Ogni anno in Italia si registrano sempre più casi di femminicidio e il "movente" sembra essere sempre lo stesso: quello di considerare la propria partner come un oggetto personale, spogliata della sua libertà e del suo essere individuo, di cui disporre a proprio piacimento. Ma cosa succederebbe se le cose si capovolgessero? Se la donna, da vittima, diventasse l'esecutore materiale di un omicidio?
In Femme Letale, spettacolo ideato e diretto da Natascia Bonacci si assiste ad una catartica e distorta rivalsa di quanto avviene consuetudinariamente, così Pauline, Juliet, Denise, Catherine ed Elvira diventano protagoniste di fatti di sangue esponendosi in prima persona e questa volta in vesti insolite: quella del carnefice.
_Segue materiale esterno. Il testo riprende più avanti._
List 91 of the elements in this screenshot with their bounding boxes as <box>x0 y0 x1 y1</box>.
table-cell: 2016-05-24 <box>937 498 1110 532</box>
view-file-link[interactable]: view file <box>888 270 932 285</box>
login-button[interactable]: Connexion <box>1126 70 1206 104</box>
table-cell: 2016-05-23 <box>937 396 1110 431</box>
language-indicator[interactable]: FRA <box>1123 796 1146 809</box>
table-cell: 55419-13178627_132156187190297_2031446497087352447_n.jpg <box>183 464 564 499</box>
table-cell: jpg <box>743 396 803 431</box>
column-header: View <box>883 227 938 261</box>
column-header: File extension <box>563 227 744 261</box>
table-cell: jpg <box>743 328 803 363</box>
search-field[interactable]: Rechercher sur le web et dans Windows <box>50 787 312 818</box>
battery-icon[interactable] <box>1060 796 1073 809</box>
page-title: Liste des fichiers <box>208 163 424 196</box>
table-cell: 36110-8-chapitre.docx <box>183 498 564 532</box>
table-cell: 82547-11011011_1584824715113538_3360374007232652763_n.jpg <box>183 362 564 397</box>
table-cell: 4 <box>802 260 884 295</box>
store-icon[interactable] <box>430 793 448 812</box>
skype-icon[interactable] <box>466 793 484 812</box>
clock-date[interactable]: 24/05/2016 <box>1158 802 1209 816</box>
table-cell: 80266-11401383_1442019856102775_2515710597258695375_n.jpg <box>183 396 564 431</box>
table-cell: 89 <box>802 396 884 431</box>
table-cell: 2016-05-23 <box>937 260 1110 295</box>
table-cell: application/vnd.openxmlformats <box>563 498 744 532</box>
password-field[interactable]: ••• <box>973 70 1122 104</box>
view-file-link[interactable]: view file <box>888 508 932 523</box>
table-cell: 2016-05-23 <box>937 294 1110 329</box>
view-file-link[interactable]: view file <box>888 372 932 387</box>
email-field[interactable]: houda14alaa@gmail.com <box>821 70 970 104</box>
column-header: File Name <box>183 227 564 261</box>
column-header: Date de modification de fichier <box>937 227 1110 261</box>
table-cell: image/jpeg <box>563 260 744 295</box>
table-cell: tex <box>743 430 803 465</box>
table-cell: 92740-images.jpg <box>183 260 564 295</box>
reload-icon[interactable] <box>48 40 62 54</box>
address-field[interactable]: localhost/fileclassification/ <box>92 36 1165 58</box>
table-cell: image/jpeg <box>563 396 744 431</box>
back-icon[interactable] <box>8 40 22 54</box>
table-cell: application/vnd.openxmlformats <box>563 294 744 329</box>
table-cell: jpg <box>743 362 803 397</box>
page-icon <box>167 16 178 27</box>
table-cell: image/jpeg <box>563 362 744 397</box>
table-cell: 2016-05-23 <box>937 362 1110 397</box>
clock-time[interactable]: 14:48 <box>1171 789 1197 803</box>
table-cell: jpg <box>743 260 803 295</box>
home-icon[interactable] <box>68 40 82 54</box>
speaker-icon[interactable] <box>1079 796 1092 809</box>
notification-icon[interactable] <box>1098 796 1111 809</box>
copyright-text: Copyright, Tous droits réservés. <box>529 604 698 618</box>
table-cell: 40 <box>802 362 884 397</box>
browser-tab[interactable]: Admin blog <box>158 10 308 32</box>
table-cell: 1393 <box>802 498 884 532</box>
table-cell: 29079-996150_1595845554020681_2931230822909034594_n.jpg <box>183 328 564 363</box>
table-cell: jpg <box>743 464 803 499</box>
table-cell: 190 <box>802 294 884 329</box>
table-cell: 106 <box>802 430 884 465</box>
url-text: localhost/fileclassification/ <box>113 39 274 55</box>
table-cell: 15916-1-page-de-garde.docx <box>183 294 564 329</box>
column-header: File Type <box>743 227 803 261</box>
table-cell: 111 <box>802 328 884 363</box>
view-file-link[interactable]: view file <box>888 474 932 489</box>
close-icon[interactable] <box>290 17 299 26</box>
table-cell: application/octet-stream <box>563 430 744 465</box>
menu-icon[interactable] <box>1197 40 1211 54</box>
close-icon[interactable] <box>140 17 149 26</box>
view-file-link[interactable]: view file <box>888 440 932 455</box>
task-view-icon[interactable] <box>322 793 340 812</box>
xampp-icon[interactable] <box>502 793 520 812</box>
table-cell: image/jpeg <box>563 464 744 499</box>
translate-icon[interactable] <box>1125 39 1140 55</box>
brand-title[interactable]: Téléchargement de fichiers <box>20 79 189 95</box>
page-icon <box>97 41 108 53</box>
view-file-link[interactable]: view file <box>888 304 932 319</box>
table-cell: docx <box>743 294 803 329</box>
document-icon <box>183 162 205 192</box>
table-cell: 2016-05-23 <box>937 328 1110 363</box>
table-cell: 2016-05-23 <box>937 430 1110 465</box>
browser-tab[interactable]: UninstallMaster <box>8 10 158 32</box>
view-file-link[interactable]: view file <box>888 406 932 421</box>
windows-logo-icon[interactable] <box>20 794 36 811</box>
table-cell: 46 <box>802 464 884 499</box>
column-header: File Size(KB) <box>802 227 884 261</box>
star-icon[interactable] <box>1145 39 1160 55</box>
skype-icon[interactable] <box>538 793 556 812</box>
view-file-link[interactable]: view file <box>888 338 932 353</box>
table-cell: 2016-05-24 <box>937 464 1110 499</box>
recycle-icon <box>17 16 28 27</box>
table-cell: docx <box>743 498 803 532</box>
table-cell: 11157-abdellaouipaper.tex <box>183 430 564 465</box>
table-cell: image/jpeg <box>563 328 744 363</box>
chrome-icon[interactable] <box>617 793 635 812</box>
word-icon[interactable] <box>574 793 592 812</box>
Le scene si compongono di quattro monologhi, quattro storie, quattro solitudini (anzi cinque), e quattro crimini. Femme Letale nasce dalla necessità della regista di raccontare storie di violenza familiare con finali imprevedibili e dai contorni inquietanti. Spunto di questo suo lavoro prende il via con l'ultimo capitolo della rappresentazione, "Accettalo", in cui vengono narrate le vicende della sua tata e a cui fanno seguito altre storie ispirate a fatti realmente accaduti. Ciò che colpisce è non soltanto la violenza di questi gesti efferati, quanto l'intensità nella recitazione delle quattro attrici che ben hanno saputo riprodurre la follia e l'oblìo che ottunde la mente in un soggetto solo, disperato, corruttibile e labile.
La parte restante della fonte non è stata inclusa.